Aliaksandr Lukashenka ruled independently and gave no freedom to people to work and express themselves freely. His autocratic way of rule left no space for Freedom and Democracy. So naturally, people tried to stand against it. Still, KGB and the police always oppressed any manifestations of self-organization, freedom, and resistance.

It was so mainly till 2020 – when Belarusians showed the dictator that they were tired of him and wanted to be the owners of their country. Many businesses and civic initiatives appeared in Belarus till that time. They developed their activities, and the only limit for them was the archaic Eastern-style despotic regime endorsed by Russia. Russia was already losing Ukraine and didn’t want to lose Belarus, giving it final Freedom and Democracy.

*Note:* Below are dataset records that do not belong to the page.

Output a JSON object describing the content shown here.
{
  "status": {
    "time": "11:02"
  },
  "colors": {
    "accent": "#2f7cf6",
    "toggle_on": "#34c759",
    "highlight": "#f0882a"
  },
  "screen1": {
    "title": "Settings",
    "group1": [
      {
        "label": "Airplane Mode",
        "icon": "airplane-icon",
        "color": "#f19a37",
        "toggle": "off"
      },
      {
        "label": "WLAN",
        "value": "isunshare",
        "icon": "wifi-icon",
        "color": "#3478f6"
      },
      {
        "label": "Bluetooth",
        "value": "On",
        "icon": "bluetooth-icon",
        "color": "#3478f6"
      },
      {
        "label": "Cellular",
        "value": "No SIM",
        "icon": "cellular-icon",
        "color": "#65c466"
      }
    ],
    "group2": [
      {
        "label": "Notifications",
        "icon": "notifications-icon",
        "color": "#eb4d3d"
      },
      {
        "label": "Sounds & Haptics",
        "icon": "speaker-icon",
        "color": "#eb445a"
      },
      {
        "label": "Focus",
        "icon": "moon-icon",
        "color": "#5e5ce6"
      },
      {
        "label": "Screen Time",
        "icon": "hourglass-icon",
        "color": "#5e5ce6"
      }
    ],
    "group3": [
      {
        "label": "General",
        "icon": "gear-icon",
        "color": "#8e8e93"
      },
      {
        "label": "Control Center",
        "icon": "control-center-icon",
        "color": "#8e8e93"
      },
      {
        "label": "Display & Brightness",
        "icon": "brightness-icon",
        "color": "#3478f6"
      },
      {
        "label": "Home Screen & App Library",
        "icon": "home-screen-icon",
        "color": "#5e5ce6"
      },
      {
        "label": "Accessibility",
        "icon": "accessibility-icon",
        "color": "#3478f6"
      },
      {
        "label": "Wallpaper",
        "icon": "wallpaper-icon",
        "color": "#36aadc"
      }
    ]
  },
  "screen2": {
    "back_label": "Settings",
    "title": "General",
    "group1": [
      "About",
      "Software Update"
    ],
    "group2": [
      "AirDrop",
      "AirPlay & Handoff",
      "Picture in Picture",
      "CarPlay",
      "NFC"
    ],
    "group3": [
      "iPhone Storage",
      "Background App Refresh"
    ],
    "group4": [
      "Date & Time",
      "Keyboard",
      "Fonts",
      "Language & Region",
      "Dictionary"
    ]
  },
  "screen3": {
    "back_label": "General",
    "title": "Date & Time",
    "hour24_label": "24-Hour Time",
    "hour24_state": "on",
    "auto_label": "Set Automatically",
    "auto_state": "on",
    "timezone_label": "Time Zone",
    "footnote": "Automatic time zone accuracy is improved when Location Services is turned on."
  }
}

Like Americans at the end of the XVIII century, Belarusians no longer wanted to stay with the Empire. They wanted to go West – towards complete Independence. However, they already learned that self-organization and free entrepreneurship couldn’t survive anywhere than in frames of Democracy and the rule of strict and equal law. Belarusians also want to work for themselves and resolve the state’s problems in their own capital and through their own government.

In conclusion, the West should not expel Belarus from its orbit and leave it one by one with the Russian Empire. The country has a great history of a solid path to Democracy interrupted by the aggression of the more powerful neighbor. Many people between the rivers Dniapro and Nioman still remember that they are part of the European civilization. They remember it and hold the DNA of Europe’s cultural growth and development. Belarus is the Eastern Frontier of Europe, of all the great that we mean by this geographical name. If Belarus fails, everything is threatened between Russia and the Baltic Sea, Russia and Warsaw, and Russia and the German industrial area.

The West doesn’t need a lot to hold Belarus. It has to demonstrate its advantages and show more intentions to consider Belarusians equal members of the Europen family. Belarusians are worth it and have already sacrificed a lot to prove it.